# Kayak



## weasle414 (Dec 31, 2006)

I'm planning on making a kayak in my spare time when spring comes around. I have the plans drawn up and am planning on making a 1:12 model over the weekend to look for flaws with the design. My only question is, what kind of wood, and how thick, should I use for it? Any help you guys can give will be greatly apreciated.

Thanks,
Alex


----------



## weasle414 (Dec 31, 2006)

Also, I do a lot of portaging so I can't use anything that's going to make it too heavy.


----------



## dblkluk (Oct 3, 2002)

I've been toying with the idea of building a layout boat and have found these sites pretty helpful.
www.duckboats.net
www.montanaboatbuilders.com (has good info about stitch and glue construction)


----------



## weasle414 (Dec 31, 2006)

Thanks for the links! When I get more time I'll search around 'em a bit.


----------



## Danimal (Sep 9, 2005)

Here's another link that may help...
http://www.clcboats.com/

What size/style kayak are you planning?


----------



## weasle414 (Dec 31, 2006)

11' recreational. I just need something small so I can take it to local lakes strapped to the top of my car.


----------



## Bobm (Aug 26, 2003)

wood boats are heavy if you're serious I would try to make a frame and find some waterproof cloth material to stretch over the frame.

Otherwise you're in for some serious straining portageing a wood boat.


----------



## CrashinKona (Mar 5, 2007)

Bobm said:


> wood boats are heavy if you're serious I would try to make a frame and find some waterproof cloth material to stretch over the frame.
> 
> Otherwise you're in for some serious straining portageing a wood boat.


X2

I made a wood stip canoe six years ago.. it sure looks good hanging from the garage ceiling :roll: . to heavy to use alone uke: .. easy to damage even with the coat of fiberglass and resin on it. Buy a pre built one it ya wanna portage it by yourself.


----------



## weasle414 (Dec 31, 2006)

Thanks for the advice Bob, is there any material you had in mind that would work best?


----------



## rednek (Dec 29, 2006)

hey alex get a conoe, or the boat i got. i no i spent alot it but if you save up some money. or a conoe.... i have not priced one so i could not tell you about that....... itchin to go fishin yet i dying sittin at home. couple more days 8)


----------



## weasle414 (Dec 31, 2006)

My right arm's gettin' that good old flick twitch... Buffalo lake hasn't opened up yet, but when it does I'll be out with my rod & reel! But about the canoe... I hate 'em. I always have for soem reason, I love the kayak feel much better. I can turn my kayak on a dime and I'd be lucky to turn a conoe around a 30 foot circle, lol. I seem to get into a lot of sticky situations where I gotta back up or turn around really fast so I was the nice maneuverability of a kayak.

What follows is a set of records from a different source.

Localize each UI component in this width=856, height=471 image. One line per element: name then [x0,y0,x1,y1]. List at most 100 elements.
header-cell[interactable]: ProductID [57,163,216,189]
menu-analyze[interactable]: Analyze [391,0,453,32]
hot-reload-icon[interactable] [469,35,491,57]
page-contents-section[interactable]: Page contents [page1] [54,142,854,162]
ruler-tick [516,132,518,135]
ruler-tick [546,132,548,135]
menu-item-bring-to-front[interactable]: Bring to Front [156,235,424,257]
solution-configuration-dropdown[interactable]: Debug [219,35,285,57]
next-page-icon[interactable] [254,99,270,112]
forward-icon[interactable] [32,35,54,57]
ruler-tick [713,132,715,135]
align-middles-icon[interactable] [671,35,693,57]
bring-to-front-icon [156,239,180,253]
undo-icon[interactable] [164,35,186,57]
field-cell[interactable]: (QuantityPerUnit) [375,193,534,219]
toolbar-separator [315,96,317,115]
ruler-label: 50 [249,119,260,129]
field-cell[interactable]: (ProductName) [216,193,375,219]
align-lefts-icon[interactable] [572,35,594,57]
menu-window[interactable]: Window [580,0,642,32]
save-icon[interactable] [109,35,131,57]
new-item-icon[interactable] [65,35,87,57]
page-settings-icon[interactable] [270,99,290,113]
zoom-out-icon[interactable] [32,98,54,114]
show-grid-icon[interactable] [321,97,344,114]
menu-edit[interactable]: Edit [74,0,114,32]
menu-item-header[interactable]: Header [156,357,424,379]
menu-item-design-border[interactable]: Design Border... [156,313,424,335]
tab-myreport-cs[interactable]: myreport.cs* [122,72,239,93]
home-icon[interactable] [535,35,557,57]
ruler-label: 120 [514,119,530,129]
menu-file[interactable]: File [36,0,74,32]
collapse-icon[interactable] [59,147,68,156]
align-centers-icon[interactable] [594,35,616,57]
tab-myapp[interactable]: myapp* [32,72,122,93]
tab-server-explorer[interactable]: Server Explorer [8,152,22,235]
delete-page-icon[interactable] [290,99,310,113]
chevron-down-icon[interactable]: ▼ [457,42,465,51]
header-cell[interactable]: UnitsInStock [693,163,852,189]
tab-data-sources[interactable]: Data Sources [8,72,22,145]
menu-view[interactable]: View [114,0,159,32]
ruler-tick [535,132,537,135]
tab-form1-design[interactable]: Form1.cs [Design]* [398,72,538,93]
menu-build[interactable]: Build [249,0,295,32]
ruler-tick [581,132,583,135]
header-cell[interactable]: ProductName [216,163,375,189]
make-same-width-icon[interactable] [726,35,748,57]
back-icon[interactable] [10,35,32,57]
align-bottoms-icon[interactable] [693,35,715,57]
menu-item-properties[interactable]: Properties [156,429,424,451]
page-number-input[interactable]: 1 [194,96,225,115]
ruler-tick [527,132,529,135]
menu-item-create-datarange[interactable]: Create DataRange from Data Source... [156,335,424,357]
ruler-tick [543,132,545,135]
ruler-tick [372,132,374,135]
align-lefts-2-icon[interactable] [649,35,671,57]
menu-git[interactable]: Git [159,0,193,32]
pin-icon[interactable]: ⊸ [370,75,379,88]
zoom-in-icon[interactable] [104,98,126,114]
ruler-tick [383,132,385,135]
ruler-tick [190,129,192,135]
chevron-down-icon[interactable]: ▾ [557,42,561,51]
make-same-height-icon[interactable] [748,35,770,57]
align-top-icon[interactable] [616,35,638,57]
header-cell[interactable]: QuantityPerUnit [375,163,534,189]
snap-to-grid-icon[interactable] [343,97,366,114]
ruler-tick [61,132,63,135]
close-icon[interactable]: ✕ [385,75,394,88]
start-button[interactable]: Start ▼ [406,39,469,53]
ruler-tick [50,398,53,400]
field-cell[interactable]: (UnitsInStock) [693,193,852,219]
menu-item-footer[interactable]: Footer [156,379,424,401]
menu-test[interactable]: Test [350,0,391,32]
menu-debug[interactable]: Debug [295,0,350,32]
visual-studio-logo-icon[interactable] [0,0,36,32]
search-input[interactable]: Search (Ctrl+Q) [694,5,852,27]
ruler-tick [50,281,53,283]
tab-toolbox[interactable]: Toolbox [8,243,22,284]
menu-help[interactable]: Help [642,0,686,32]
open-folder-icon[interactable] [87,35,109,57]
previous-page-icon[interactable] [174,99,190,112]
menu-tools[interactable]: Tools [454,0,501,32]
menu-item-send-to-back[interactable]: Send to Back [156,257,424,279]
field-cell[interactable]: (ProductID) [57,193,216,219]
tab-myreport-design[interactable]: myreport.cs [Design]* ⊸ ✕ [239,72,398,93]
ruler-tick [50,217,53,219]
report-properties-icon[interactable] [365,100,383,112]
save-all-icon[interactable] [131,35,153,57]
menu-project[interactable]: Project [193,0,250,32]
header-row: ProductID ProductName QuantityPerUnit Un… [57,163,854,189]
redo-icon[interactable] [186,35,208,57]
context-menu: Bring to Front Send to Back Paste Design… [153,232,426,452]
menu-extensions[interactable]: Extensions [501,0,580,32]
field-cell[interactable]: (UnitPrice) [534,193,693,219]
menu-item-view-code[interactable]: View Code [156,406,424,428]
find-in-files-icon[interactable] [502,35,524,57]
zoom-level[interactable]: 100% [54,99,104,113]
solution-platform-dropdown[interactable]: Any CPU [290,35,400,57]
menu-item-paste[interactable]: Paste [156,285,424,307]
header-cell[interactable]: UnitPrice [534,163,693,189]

Not to mention the fast that you look uberawesome walking down the street with a kayak under your arms and you look like a soccer family with a canoe (no offense to anyone who owns, likes or wants to get a conoe.)


----------



## rednek (Dec 29, 2006)

i have it so bad that i have been sittin in my boat in the garage pretentin to fish....oooops did i say that out loud


----------



## weasle414 (Dec 31, 2006)

Haha, wow Tim... that's amazing. I'd have to say I'm starting to think you're crazy but then again we already knew that!


----------



## rednek (Dec 29, 2006)

so your tellin me that you dont whana go fishin with me  ..... :lol: get ready for alot of fishin alex and you will find out how crazy i am


----------



## Springer (Dec 21, 2004)

PM Tallgrasser he has built a couple of canoe style boats that were made of wood and were light enough for one person to handle.
Or you could give him a call, Tom 773-3100 I am sure he would talk to you about it.


----------



## weasle414 (Dec 31, 2006)

Awesome, thanks Springer!

Tim, I know you're completely insane and that's the only way I'd have it! I can't be huntin' and fishin' with someone who's even romotely "normal."


----------